Queridos irmãos e irmãs, este autor, que poderíamos definir o "Cantor do amor, da caridade", ensina-nos a fazer na nossa vida a opção fundamental, que dá sentido e valor a todas as outras opções: amar a Deus e, por amor a Ele, amar o nosso próximo; só assim poderemos encontrar a verdadeira alegria, antecipação da bem-aventurança eterna. Ponhamo-nos portanto na escola dos Santos para aprender a amar de modo autêntico e total, para entrar neste percurso do nosso ser. Com uma jovem santa, Doutora da Igreja, Teresa do Menino Jesus, digamos também nós ao Senhor que desejamos viver de amor. E concluo precisamente com uma oração desta Santa: "Eu amo-te, e Tu o sabes, Jesus divino! O Espírito de amor incendeia-me com o seu fogo. Amando-te a Ti atraio o Pai, que o meu coração frágil conserva, sem trégua. Ó Trindade! És prisioneira do meu amor. Viver de amor, aqui na terra, é um doar-se desmedido, sem pedir recompensa... quando se ama não se fazem cálculos.
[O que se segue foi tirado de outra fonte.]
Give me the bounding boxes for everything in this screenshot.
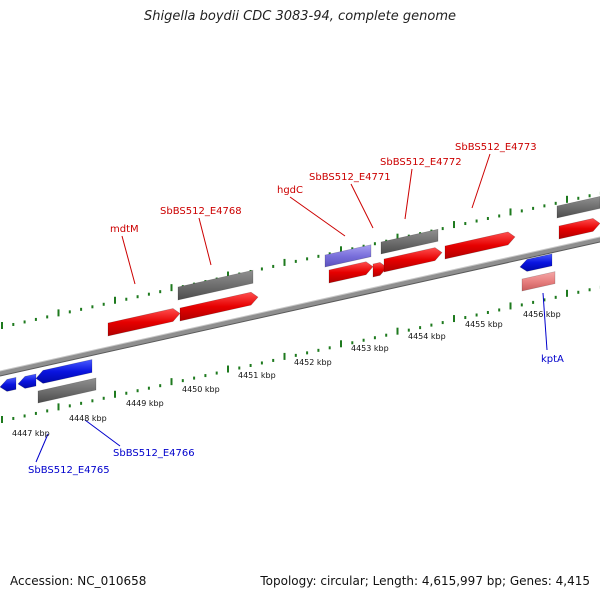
tick-label-4451: 4451 kbp [238, 371, 276, 380]
tick-label-4454: 4454 kbp [408, 332, 446, 341]
genome-backbone [0, 236, 600, 377]
accession-text: Accession: NC_010658 [10, 574, 147, 588]
gene-SbBS512_E4768 [179, 291, 259, 322]
gene-left-blue-a [0, 377, 17, 392]
gene-SbBS512_E4765 [17, 373, 37, 389]
tick-label-4455: 4455 kbp [465, 320, 503, 329]
gene-SbBS512_E4773 [444, 231, 516, 260]
gene-label-SbBS512_E4773[interactable]: SbBS512_E4773 [455, 142, 537, 153]
gene-hgdC [328, 261, 374, 284]
upper-tick-row [1, 191, 600, 329]
label-callouts [35, 153, 548, 463]
gene-label-SbBS512_E4765[interactable]: SbBS512_E4765 [28, 465, 110, 476]
tick-label-4448: 4448 kbp [69, 414, 107, 423]
genome-summary-text: Topology: circular; Length: 4,615,997 bp… [260, 574, 590, 588]
tick-label-4453: 4453 kbp [351, 344, 389, 353]
callout-SbBS512_E4765 [35, 433, 49, 463]
feature-track[interactable] [0, 196, 600, 404]
feature-SbBS512_E4766-grey [37, 377, 97, 404]
tick-label-4449: 4449 kbp [126, 399, 164, 408]
gene-SbBS512_E4766 [35, 359, 93, 384]
lower-tick-row [1, 285, 600, 423]
gene-edge-red [558, 218, 600, 240]
tick-label-4450: 4450 kbp [182, 385, 220, 394]
gene-kptA [519, 253, 553, 272]
tick-label-4447: 4447 kbp [12, 429, 50, 438]
callout-SbBS512_E4768 [198, 217, 212, 266]
scale-labels: 4447 kbp 4448 kbp 4449 kbp 4450 kbp 4451… [12, 310, 561, 438]
callout-kptA [542, 292, 548, 351]
gene-SbBS512_E4771 [372, 262, 388, 278]
gene-SbBS512_E4772 [383, 247, 443, 273]
gene-label-SbBS512_E4771[interactable]: SbBS512_E4771 [309, 172, 391, 183]
tick-label-4452: 4452 kbp [294, 358, 332, 367]
gene-label-hgdC[interactable]: hgdC [277, 185, 303, 196]
gene-label-SbBS512_E4772[interactable]: SbBS512_E4772 [380, 157, 462, 168]
gene-label-SbBS512_E4768[interactable]: SbBS512_E4768 [160, 206, 242, 217]
map-title: Shigella boydii CDC 3083-94, complete ge… [143, 9, 457, 24]
callout-SbBS512_E4773 [471, 153, 491, 209]
feature-edge-grey [556, 196, 600, 219]
tick-label-4456: 4456 kbp [523, 310, 561, 319]
callout-SbBS512_E4771 [350, 183, 374, 229]
feature-SbBS512_E4772-grey [380, 228, 439, 255]
callout-SbBS512_E4772 [404, 168, 413, 220]
gene-label-mdtM[interactable]: mdtM [110, 224, 139, 235]
gene-labels[interactable]: mdtM SbBS512_E4768 hgdC SbBS512_E4771 Sb… [28, 142, 564, 476]
gene-mdtM [107, 308, 181, 337]
callout-SbBS512_E4766 [84, 419, 121, 447]
feature-kptA-pseudo [521, 271, 556, 292]
gene-label-kptA[interactable]: kptA [541, 354, 564, 365]
feature-hgdC-pseudo [324, 244, 372, 268]
gene-label-SbBS512_E4766[interactable]: SbBS512_E4766 [113, 448, 195, 459]
callout-mdtM [121, 235, 136, 285]
callout-hgdC [289, 196, 346, 237]
feature-SbBS512_E4768-grey [177, 269, 254, 301]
Eu dei tudo ao Coração divino, que transborda de ternura! E corro ligeiramente. Nada mais tenho, e a minha única riqueza é viver de amor".
Queridos irmãos e irmãs!
Amados peregrinos de língua portuguesa, uma cordial saudação de boas-vindas para todos. Que a prática do amor a Deus e ao próximo seja o propósito onde encontrais o sentido e o valor para todas as escolhas das vossas vidas. Que Deus abençoe a cada um de vós e vossas famílias! Ide em paz!